About Me

Ithaca, New York
MWF, now officially 42, loves long walks on the beach and laughing with friends ... oh, wait. By day, I'm a mid-level university administrator reluctant to be more specific on a public forum. Nights and weekends, though, I'm a homebody with strong nerdist leanings. I'm never happier than when I'm chatting around the fire, playing board games, cooking up some pasta, and/or road-tripping with my family and friends. I studied psychology and then labor economics in school, and I work in higher education. From time to time I get smug, obsessive, or just plain boring about some combination of these topics, especially when inequality, parenting, or consumer culture are involved. You have been warned.

Thursday, July 16, 2009

#59 - Half of a Yellow Sun

After enjoying Purple Hibiscus so much, I wasn't sure Chimamanda Ngozi Adichie's sophomore effort, Half of a Yellow Sun (Alfred A. Knopf, 2006) would live up to expectations. Did it ever. In a word, wow.
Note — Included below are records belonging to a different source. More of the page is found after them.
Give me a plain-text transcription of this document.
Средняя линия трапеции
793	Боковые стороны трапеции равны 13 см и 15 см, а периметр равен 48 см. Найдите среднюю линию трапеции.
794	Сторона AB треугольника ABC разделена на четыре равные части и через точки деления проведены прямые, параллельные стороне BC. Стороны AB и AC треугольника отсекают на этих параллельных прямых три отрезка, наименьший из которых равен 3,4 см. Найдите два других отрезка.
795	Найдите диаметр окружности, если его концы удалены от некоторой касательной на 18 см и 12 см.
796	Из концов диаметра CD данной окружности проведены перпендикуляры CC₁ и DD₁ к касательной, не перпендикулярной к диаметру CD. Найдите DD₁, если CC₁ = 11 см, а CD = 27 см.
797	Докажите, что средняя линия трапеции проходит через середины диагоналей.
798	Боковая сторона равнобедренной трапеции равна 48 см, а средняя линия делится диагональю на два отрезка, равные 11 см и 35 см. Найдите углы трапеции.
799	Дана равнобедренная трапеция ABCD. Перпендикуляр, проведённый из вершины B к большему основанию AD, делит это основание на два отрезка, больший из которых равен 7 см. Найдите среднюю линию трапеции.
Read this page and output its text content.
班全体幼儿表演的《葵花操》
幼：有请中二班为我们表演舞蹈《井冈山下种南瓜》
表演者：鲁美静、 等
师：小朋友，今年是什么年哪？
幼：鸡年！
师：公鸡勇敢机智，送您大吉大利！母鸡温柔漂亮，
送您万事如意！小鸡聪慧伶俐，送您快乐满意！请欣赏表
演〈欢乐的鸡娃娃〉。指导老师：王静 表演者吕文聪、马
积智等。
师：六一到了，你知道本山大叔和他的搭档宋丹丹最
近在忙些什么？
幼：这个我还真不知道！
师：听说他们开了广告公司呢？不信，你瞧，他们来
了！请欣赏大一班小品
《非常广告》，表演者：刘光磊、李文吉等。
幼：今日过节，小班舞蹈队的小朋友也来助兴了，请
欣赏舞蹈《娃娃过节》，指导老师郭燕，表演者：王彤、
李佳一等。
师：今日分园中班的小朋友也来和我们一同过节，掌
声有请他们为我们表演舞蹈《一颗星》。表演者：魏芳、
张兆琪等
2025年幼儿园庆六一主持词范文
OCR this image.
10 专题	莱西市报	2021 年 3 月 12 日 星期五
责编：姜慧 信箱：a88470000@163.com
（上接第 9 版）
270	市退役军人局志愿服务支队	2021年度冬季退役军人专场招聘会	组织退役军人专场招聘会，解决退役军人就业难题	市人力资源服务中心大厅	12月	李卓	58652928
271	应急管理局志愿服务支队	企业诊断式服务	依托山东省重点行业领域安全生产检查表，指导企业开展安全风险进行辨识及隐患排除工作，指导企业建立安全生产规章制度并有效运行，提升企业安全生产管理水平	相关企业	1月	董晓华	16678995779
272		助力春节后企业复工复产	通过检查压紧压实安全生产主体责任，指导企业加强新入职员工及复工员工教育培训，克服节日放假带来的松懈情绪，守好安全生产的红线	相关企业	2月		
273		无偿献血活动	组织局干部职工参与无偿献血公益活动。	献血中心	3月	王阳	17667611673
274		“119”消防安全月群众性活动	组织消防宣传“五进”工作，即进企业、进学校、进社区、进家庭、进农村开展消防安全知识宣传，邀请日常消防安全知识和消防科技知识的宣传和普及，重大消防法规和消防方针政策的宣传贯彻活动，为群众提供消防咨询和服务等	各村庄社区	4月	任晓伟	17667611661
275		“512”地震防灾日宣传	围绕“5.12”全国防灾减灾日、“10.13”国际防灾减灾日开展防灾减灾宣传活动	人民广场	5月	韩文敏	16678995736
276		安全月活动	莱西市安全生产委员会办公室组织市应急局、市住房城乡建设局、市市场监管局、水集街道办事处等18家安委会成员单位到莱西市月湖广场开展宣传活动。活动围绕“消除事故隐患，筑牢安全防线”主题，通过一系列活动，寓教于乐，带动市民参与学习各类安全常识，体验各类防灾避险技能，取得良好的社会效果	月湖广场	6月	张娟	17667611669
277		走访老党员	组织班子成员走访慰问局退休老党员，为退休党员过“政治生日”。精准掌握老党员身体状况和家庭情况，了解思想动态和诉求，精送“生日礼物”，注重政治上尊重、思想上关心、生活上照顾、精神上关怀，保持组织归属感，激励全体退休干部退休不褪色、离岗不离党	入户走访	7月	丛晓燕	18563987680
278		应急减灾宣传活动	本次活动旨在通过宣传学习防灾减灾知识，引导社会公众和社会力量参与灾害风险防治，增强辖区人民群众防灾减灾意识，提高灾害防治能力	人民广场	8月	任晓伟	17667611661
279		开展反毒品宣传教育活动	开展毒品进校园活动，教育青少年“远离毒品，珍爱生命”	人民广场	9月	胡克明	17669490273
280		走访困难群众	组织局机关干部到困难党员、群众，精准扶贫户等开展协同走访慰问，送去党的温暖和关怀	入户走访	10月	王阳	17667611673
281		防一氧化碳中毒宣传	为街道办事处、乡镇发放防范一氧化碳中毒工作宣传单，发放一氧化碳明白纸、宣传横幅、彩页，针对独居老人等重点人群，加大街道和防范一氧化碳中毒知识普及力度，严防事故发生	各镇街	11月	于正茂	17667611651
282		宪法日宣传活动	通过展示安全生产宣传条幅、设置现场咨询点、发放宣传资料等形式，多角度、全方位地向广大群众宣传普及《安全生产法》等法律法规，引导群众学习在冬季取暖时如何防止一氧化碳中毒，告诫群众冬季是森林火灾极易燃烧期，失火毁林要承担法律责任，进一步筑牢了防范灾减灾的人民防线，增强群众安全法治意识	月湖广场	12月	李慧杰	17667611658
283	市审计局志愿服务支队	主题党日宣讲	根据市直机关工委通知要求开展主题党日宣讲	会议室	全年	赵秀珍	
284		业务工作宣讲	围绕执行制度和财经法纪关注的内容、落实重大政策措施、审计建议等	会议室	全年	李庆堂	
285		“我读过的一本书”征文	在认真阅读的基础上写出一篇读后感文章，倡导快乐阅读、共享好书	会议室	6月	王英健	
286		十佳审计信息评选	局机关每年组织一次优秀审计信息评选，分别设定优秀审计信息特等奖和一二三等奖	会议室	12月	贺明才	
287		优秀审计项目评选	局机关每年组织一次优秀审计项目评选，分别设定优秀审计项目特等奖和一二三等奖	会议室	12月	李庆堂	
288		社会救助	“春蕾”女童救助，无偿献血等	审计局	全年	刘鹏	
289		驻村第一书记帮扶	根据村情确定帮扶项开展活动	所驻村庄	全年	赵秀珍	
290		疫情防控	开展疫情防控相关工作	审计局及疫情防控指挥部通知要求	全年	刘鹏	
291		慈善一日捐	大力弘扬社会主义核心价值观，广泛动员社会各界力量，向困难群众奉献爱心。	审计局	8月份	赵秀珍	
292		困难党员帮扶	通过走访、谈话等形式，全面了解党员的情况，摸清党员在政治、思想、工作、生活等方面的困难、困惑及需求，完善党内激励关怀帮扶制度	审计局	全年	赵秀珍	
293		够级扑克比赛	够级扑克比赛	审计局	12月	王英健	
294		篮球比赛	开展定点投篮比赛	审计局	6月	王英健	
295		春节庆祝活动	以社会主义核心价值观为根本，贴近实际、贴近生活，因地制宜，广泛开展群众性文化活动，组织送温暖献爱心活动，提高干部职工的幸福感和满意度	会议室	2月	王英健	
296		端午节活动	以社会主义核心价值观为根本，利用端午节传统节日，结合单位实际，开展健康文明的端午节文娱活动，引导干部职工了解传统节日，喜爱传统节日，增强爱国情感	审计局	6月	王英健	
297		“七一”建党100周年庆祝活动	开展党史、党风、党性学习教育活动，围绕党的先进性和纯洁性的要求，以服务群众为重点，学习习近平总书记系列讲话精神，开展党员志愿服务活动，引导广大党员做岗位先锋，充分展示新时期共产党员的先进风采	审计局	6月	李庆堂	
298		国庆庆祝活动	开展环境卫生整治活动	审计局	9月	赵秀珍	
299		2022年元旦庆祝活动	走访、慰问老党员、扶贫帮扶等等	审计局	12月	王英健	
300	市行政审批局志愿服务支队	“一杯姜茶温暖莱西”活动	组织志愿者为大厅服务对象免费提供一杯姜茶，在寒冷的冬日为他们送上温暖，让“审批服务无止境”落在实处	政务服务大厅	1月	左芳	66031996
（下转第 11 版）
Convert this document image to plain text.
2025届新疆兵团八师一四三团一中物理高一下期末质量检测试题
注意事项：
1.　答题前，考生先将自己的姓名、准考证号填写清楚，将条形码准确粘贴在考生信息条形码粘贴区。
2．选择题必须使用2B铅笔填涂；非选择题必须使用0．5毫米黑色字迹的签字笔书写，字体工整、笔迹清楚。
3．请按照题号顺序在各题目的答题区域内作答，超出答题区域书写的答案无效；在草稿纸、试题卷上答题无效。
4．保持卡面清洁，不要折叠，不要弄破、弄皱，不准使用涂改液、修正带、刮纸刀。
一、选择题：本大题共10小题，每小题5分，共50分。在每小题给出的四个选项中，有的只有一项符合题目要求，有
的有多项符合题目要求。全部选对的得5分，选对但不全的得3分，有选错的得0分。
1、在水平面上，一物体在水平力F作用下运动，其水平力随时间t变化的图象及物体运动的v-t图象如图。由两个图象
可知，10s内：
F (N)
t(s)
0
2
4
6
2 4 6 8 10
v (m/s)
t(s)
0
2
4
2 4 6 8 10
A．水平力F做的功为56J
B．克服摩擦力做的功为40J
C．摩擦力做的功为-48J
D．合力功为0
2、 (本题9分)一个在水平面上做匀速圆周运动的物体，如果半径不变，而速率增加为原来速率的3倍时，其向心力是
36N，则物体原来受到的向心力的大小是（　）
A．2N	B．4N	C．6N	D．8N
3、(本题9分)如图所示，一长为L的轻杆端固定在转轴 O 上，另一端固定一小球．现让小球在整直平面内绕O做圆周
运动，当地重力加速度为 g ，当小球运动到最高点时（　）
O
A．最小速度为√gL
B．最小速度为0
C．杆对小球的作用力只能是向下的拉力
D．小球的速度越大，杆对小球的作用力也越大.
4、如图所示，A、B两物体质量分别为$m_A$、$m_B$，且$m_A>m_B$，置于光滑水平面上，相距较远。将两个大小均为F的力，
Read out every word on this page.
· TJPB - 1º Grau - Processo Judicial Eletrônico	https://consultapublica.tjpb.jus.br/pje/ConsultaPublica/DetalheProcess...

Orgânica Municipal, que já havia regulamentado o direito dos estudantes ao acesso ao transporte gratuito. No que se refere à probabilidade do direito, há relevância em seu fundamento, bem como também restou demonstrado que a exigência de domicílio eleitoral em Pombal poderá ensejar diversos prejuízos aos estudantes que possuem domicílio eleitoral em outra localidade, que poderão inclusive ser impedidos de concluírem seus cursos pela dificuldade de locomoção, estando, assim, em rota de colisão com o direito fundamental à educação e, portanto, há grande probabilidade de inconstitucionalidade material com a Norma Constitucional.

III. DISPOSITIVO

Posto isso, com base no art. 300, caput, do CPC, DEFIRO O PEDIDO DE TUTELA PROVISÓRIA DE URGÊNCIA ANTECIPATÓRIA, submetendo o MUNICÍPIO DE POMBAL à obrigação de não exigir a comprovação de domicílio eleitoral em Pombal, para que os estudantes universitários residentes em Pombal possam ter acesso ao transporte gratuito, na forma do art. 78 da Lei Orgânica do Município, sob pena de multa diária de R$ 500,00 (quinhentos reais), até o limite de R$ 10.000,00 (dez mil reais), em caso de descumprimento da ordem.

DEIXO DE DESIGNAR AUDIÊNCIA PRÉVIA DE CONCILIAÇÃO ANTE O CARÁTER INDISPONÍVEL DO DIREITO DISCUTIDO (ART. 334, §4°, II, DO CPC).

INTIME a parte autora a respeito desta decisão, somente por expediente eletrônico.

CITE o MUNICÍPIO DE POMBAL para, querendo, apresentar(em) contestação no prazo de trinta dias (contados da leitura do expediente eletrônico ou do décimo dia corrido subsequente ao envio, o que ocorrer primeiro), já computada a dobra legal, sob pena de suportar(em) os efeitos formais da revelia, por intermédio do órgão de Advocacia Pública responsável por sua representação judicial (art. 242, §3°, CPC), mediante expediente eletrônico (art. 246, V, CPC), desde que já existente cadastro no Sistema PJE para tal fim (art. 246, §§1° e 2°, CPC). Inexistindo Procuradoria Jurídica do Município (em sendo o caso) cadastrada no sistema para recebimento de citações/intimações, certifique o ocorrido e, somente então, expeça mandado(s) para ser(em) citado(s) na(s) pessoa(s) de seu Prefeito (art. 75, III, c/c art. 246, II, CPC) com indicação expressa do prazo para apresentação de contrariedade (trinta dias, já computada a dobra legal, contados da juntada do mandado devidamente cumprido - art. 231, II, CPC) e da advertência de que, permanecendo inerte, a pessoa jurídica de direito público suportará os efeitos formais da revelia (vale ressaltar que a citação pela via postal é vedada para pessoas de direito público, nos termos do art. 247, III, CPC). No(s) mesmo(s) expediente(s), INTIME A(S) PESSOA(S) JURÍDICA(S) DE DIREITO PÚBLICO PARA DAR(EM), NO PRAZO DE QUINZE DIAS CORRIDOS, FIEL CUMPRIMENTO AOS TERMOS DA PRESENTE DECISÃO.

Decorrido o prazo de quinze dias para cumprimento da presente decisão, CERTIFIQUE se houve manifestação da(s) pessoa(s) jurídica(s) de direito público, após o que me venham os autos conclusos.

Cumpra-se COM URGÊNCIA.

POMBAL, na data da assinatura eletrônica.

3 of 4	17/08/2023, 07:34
Tells the story of the secession of the short-lived Republic of Biafra from Nigeria in 1967, and the civil war that followed, through the eyes of three characters: Ugwu, who grows from a naive peasant teenaged houseboy to college professor Odenigbo into a cynical young man and soldier over the course of the novel; Olanna, Odenigbo's beautiful mistress, whose independent streak leads her to reject the privileged life of her wealthy parents; and Richard, the British expat and aspiring journalist with perpetual writer's block who falls in love with Odenigbo's twin sister Kainene. Beautiful and sad.